Mais de três anos se passaram após o prazo fixado para a entrega, Alexandre já foi desbancado da Prefeitura e os moradores da região da Vila São Sebastião continuam esperando pela implantação do tal projeto modelo. Não é força de expressão dizer que o dinheiro público foi levado pelas águas. Ou que escorreu pelo esgoto.
As margens do córrego estão se transformando em lixão. Tem tudo o que é tranqueira: vaso sanitário quebrado, restos de sofás, sacolas plásticas, garrafas descartáveis e entulho de construção. O local também estaria virando ponto de desova. “Há poucos dias, mataram um cara aqui e jogaram o corpo debaixo das árvores”, disse um morador que pediu para não ser identificado.
As águas estão sujas e exalam mau cheiro. Há muito lixo acumulado. As poucas obras realizadas estão se deteriorando. Aparentemente, o serviço terá que ser refeito.

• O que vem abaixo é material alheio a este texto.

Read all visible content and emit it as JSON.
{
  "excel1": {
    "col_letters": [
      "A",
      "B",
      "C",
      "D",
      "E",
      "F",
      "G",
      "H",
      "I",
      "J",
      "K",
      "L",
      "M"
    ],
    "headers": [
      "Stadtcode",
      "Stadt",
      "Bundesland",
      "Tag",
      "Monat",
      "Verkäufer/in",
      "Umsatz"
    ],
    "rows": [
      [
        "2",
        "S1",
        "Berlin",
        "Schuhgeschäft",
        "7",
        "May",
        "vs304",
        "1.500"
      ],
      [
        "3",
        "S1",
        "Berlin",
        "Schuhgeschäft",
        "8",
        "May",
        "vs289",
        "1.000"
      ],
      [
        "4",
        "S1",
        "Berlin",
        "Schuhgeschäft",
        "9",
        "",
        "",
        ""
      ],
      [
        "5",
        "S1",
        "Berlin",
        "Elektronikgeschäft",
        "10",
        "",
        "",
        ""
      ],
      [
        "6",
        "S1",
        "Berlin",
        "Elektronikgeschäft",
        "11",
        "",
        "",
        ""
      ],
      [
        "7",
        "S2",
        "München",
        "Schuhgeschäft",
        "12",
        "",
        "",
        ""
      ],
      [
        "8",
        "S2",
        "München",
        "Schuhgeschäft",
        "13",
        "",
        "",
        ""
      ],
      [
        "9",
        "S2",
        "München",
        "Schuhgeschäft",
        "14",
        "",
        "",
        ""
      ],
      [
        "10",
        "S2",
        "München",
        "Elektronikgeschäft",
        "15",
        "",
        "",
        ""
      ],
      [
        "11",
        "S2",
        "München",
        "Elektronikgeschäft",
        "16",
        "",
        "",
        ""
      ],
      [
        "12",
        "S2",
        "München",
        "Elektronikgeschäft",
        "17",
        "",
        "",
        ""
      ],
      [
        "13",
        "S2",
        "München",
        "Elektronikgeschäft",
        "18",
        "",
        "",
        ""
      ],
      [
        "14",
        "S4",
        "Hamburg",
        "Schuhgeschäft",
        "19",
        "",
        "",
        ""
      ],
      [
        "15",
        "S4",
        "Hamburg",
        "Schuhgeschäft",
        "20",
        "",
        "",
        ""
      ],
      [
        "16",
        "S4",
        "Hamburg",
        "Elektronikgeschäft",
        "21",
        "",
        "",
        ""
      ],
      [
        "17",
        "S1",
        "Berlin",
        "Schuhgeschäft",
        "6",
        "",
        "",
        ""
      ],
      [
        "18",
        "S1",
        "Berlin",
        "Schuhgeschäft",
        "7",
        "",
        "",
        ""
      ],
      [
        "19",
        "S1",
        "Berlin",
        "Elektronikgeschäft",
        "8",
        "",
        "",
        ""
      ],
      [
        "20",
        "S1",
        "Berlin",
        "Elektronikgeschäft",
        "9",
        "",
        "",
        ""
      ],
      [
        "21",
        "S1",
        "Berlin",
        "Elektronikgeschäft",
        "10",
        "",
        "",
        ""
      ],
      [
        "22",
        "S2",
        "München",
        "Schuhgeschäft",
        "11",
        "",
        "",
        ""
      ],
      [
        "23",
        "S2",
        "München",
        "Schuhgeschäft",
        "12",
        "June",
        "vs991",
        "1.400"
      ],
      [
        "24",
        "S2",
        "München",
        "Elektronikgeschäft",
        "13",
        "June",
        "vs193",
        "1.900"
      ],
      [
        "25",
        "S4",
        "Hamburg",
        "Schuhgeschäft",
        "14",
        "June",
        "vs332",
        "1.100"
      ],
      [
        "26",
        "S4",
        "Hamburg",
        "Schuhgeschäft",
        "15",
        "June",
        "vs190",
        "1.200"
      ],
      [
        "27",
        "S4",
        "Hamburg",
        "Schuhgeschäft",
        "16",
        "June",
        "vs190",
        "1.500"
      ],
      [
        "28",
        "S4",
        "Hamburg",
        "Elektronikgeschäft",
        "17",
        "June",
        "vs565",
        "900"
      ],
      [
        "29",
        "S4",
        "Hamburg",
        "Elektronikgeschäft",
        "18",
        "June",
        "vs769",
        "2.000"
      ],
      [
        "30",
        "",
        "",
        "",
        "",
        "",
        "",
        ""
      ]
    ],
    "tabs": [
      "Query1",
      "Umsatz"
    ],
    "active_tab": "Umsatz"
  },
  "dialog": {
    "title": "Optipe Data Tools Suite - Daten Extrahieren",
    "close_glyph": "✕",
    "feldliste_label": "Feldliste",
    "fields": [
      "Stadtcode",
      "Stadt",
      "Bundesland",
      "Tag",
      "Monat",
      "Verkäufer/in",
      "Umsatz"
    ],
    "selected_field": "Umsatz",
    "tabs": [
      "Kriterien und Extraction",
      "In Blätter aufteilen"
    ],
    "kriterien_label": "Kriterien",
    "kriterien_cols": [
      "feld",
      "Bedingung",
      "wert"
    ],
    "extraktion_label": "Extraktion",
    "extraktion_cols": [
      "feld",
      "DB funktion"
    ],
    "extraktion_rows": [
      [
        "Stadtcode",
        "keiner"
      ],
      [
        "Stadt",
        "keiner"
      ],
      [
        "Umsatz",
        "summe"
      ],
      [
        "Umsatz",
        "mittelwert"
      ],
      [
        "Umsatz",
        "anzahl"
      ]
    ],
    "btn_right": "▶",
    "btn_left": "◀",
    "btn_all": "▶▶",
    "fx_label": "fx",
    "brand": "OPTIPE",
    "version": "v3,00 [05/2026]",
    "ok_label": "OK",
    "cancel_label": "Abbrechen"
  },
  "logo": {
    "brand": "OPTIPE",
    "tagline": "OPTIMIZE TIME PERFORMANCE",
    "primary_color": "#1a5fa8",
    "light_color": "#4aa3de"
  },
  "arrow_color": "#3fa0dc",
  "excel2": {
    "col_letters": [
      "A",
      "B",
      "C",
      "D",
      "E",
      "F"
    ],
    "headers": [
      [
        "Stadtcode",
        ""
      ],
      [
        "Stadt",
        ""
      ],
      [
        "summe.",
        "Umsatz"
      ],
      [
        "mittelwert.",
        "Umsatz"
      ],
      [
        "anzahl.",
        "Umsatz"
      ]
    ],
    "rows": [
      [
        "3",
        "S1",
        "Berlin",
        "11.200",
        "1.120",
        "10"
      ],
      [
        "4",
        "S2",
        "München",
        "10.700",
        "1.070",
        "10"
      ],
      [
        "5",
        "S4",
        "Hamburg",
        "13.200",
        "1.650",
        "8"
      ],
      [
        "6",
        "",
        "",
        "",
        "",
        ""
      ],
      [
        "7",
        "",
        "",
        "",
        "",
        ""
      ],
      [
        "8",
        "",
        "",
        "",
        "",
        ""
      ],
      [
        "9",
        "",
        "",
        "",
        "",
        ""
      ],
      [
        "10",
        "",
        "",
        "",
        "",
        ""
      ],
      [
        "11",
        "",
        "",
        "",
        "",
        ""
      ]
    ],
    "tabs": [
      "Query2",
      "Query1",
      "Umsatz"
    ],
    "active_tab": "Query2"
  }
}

Vizinhos dizem que há residências que despejam esgoto no córrego. Na tarde de terça-feira, dois adolescentes tentavam laçar um cavalo que havia entrado no riacho. Não há sinal de revitalização.
A lei do silêncio impera no bairro. Os moradores falam, mas sempre na condição de anonimato. “Tem muita gente barra pesada que fuma droga nas margens do córrego. É melhor a gente tomar cuidado e não aparecer. O projeto é bom, mas o serviço foi mal feito. O dinheiro foi jogado fora. A Prefeitura não dá manutenção. Há mais de um ano que nada é feio por aqui”, disse o dono de uma chácara nas proximidades.
Obras já custaram R$ 3,7 milhões
A revitalização se transformou em uma novela com custo milionário e sem previsão de um final, muito menos, feliz. Inicialmente, as obras estavam previstas para serem entregues em agosto de 2014. A conclusão foi adiada para outubro de 2015 e, depois, para abril deste ano. Na hipótese mais otimista, o serviço ficará pronto no final do ano que vem.
As obras são de responsabilidade da Emdef. Até a interrupção, foi feita parte da canalização. A Prefeitura informou que a Secretaria de Planejamento realiza estudos para adequação do que falta para concluir o projeto e para saber se o dinheiro que resta será suficiente.
O Ministério das Cidades disse que 32% das obras foram executadas. Da verba total de R$ 11,7 milhões, foram liberados para o município R$ 3,7 milhões. Segundo o governo federal, a previsão de data para término do contrato é dezembro de 2018.